Each program maintains rents at levels affordable to families who are homeless or at risk of becoming homeless.

Low Income Public Housing Program #

Created by U.S. Department of Housing and Urban Development (HUD), public housing program provides decent and safe rental housing for eligible low-income families, the elderly, and the disabled.

All applicants must meet the eligibility requirements set forth by HUD. The program generally serves households with incomes up to 80% of the area median income (AMI). 1

The wait for public housing varies, depending on the size of your family and the length of the waiting list. It may take up to a year from the approval date of your application before an offer of tenancy is made.

Housing Choice Voucher Program ( Section 8 ) #

Another rental assistance program by HUD is the "Housing Choice Voucher Programsimply known as Section 8, that is designed for families with low incomes to afford decent and safe housing outside of the public housing system.

Section 8 is one of the housing programs that comes in the form of subsidies. Through the voucher system, the recipient searches for an apartment in private market and pays about 30—40% of their income for rent, while the rest is paid with federal money.

In general, waiting lists for Section 8 are longer than public housing. However, unlike public housing, if you get a voucher, you can use it anywhere in the state.

Family Unification Program #

Direct payments for designated uses are also provided through the Family Unification Program. This program delivers aid to families separated or facing separation due to a lack of adequate housing.

The vouchers provided through this program may be used to secure housing within the private rental market.

For additional information about FUP or the voucher program, contact either the local PHA serving your community or the Office of Public Housing within your local HUD office.

For families that are behind on their rent or individuals that are currently homeless, there are also local agencies, community groups, and charitable organizations that can help them afford the cost of living.

CoAbode Single Mothers House Sharing #

CoAbode offers a unique “match-making” service to provide single mothers the opportunity to share housing with another single mother of their choosing; halving the cost of rent and overhead expenses and freeing up the much needed resources.

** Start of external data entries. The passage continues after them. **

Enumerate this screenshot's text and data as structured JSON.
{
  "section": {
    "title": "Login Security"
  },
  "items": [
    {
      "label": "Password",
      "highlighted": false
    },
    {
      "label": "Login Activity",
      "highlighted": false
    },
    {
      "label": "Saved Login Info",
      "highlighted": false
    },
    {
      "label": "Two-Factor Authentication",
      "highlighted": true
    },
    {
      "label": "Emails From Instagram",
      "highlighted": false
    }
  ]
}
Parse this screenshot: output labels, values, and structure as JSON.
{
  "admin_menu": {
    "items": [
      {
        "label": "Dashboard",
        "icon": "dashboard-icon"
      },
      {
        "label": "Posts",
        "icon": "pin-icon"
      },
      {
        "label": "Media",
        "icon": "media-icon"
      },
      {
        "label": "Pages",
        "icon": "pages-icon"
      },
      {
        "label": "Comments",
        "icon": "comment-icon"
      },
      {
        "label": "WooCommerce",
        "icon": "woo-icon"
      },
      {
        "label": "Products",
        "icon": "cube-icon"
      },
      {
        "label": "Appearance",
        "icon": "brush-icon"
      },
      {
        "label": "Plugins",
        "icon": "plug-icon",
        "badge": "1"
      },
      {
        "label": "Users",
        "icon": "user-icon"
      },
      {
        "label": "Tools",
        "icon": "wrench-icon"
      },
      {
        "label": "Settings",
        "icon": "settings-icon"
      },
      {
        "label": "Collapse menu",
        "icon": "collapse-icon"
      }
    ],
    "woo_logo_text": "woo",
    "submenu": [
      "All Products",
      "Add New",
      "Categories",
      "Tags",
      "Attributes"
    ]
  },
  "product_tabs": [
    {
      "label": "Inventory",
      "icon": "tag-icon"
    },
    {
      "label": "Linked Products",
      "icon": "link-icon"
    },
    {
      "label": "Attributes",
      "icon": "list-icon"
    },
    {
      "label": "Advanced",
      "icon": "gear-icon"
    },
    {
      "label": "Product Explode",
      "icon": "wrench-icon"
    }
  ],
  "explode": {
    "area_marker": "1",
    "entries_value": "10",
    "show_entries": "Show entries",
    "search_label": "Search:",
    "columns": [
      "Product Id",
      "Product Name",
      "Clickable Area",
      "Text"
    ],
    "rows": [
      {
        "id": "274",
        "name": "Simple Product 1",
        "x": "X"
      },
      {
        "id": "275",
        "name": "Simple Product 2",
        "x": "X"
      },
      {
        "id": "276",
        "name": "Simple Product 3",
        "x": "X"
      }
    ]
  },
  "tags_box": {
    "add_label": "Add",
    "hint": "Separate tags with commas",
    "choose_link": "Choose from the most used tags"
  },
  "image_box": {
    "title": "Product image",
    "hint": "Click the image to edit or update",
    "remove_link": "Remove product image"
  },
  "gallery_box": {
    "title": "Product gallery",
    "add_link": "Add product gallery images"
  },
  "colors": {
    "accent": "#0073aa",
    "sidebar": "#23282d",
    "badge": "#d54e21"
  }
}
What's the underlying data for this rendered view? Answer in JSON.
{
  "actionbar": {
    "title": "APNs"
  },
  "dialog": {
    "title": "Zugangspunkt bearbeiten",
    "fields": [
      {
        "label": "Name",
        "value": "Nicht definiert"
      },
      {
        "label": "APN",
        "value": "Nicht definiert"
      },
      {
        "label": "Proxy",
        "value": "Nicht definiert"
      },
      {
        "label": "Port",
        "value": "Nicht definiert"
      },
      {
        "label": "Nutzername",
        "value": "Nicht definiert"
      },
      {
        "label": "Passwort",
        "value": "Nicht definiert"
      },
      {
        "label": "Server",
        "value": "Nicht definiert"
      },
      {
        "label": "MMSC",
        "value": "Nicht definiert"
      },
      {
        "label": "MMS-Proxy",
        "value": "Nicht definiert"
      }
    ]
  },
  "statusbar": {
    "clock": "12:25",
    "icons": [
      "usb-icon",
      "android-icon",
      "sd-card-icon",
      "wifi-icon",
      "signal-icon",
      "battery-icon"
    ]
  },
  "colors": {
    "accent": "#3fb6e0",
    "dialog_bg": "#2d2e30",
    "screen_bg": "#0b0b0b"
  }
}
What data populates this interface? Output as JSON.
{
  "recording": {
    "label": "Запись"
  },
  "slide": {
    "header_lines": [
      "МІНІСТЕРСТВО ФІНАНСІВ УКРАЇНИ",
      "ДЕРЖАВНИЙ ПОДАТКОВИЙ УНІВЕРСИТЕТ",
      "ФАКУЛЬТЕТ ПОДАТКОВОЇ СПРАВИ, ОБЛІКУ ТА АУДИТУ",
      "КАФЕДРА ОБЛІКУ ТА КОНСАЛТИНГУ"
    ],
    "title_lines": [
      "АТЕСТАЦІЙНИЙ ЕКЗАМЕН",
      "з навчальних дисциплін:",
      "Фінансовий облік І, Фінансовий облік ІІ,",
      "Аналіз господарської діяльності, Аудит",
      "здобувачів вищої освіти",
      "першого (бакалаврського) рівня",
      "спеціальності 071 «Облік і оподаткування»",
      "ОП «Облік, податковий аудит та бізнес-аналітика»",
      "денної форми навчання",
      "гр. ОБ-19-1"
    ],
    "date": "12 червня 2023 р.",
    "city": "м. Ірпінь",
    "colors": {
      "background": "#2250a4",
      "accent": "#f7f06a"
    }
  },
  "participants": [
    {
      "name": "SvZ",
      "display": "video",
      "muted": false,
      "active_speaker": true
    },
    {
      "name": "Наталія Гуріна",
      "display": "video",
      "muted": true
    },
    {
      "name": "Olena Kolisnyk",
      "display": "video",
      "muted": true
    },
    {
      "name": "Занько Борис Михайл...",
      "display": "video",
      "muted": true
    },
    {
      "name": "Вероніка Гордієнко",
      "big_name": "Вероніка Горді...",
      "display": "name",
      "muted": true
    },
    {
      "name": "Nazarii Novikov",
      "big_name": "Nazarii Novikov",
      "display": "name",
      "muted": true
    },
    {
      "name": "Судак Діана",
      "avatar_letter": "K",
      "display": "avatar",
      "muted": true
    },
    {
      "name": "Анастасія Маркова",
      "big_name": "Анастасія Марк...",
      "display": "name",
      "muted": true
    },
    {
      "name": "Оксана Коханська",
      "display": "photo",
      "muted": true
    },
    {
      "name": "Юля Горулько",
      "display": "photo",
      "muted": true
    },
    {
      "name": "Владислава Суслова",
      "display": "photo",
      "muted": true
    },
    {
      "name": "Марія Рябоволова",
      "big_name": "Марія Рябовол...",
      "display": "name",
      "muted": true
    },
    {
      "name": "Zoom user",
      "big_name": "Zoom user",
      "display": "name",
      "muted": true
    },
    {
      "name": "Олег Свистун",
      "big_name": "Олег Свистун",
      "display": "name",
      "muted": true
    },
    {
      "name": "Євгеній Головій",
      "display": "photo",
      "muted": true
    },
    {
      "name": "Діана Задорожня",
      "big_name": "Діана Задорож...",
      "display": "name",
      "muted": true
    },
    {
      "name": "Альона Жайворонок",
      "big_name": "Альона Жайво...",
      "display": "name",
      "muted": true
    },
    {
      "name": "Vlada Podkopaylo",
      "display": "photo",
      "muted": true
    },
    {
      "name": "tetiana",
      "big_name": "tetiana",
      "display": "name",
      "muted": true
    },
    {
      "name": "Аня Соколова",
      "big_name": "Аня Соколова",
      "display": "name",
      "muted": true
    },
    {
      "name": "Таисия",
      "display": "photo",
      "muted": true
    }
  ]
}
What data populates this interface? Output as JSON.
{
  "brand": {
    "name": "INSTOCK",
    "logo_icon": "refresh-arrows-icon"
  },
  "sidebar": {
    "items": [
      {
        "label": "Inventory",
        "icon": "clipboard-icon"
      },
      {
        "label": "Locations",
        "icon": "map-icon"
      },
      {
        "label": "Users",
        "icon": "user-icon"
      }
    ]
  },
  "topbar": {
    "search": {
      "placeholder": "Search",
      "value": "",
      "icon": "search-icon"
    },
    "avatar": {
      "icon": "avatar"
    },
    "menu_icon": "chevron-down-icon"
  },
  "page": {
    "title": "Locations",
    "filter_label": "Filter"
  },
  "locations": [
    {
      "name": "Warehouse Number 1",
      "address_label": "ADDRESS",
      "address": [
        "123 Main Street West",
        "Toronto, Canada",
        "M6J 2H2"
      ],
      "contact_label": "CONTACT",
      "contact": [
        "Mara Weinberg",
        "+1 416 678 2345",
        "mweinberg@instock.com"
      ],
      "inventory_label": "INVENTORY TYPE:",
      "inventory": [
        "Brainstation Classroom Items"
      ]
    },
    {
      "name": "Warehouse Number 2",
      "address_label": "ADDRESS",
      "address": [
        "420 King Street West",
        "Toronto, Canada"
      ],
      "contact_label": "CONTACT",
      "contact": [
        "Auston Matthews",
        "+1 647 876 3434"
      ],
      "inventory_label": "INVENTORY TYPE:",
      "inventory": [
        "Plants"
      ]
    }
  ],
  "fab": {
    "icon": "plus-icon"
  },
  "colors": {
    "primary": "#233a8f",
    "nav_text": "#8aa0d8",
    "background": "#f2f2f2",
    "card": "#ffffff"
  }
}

Beside providing them with affordable housing opportunities, CoAbode also provides specialized support groups, educational scholarships, community outreach and involvement designed to make parenting a child alone a lot easier.

1223 Wilshire Blvd, Suite 102
Santa Monica, CA 90403
(240) 208-6318

The Salvation Army #

When hard times hit, the Salvation Army assists families and needy individuals who are struggling to pay their rent with partial rent payment and if fund is limited, offers referral to other partner agencies.

Priority is given to single parents, seniors, families with children and those who are at risk of losing their permanent housing or who have currently become homeless.

For information on local rent assistance in your area, contact your local Salvation Army Corps Community Center by using the location search on this page.

Keep in mind that many of these programs have limited funding and resources available. Usually very low-income families with children, the elderly, the disabled, and people who are faced with an eviction or notice to quit will get priority consideration.


  1. U.S. Census Bureau – Median income is the amount which divides the income distribution into two equal groups, half having income above that amount, and half having income below that amount.